As we drove along on the freeway through New Mexico, we hit a bump.... well, more like the pavement dropped off several inches. It's enough that if you were driving your car (not towing another car behind), you'd probably have to pull over and get yourself together. So here we are, driving, drop like 6 inches, and so does my car behind us. BOOM BOOM! "What was that?!?!" Cue my car alarm. Yep, flying down the freeway, towing my car, and my car alarm is going off, and I have no clue where my keys are. I finally find them, we turn off the alarm, we pull off to the side to make sure my car is attached to the trailer we're towing it on. Whew.

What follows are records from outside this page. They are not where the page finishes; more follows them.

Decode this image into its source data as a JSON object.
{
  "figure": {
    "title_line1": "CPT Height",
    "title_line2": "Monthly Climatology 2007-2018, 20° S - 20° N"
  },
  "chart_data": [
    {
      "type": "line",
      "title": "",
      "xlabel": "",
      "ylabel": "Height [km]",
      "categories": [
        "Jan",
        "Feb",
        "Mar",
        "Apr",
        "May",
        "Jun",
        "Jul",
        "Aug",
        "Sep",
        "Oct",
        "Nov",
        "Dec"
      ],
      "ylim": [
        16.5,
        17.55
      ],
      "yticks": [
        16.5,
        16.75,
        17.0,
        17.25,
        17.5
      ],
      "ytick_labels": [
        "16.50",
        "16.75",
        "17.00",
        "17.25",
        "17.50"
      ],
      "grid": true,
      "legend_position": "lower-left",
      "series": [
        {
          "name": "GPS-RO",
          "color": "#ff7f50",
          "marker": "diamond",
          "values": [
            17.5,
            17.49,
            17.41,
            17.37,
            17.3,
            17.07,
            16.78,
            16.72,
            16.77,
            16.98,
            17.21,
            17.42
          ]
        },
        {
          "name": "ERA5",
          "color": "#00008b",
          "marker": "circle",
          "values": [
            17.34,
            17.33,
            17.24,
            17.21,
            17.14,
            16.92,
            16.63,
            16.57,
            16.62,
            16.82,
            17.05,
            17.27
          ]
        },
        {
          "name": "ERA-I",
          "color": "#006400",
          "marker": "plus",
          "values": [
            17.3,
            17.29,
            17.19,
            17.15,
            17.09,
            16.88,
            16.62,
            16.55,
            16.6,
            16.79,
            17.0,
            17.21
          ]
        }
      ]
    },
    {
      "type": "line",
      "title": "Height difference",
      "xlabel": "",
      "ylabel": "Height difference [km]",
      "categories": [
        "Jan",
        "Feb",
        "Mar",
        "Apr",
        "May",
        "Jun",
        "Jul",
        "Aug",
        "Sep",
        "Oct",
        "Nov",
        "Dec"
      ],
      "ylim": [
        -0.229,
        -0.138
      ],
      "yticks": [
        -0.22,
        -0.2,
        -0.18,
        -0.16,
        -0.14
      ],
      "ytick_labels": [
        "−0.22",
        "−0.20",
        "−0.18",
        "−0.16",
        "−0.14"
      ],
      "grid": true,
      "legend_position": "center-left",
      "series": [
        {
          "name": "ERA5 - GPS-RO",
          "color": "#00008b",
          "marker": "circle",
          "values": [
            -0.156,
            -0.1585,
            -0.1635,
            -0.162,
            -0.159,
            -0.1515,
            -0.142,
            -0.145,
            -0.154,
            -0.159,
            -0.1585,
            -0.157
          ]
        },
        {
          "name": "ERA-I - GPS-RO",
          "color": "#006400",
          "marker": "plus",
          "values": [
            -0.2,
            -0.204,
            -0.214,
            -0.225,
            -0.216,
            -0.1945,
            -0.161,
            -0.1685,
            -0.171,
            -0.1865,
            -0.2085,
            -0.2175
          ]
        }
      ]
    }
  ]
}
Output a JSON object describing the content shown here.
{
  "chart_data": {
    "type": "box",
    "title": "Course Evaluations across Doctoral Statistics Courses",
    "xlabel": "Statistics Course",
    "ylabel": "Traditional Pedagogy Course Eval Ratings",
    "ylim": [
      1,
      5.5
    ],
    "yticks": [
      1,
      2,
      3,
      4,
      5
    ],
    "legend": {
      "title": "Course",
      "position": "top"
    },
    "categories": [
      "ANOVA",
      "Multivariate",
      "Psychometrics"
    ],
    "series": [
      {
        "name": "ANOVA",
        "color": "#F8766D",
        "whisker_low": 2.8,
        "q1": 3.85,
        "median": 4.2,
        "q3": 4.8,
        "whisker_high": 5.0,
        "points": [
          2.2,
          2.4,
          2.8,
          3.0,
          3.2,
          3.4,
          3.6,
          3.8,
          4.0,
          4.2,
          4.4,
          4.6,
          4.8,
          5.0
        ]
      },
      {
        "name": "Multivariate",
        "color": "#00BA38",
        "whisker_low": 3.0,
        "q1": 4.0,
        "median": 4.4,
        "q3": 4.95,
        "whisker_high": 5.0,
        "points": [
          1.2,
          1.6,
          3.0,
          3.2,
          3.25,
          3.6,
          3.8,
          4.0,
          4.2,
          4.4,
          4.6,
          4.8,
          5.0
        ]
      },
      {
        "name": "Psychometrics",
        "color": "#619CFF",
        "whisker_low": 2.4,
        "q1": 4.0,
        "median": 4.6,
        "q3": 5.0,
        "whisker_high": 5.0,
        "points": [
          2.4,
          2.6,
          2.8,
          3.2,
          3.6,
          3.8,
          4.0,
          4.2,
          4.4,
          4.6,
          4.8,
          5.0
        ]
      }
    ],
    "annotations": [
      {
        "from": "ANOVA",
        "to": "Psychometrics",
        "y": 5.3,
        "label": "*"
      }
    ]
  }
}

We continue on our 3 day trip, and sometime during day 2 (also day 2 in Texas, that state really is big), we head through San Antonio. In rush hour. In construction. So here we are going like 15 over to stay with traffic, barriers on both sides (HAULING A CAR ON A TRAILER!) semi trucks passing us on the left. Oh, and suddenly, the lane shifts. There is a wall a few hundred feet in front of us. Pretty sure we both saw our lives flash before our eyes at that point.
Somehow, the good Lord got us through this drive. We have yet to ever make the drive across the country like that again (I'm good with never doing that again). I have a lot of respect for you families that do that drive (or even further) every year. Good luck in your travels, my baseball friends. Hoping your trip is less eventful than ours, and we look forward to seeing you soon.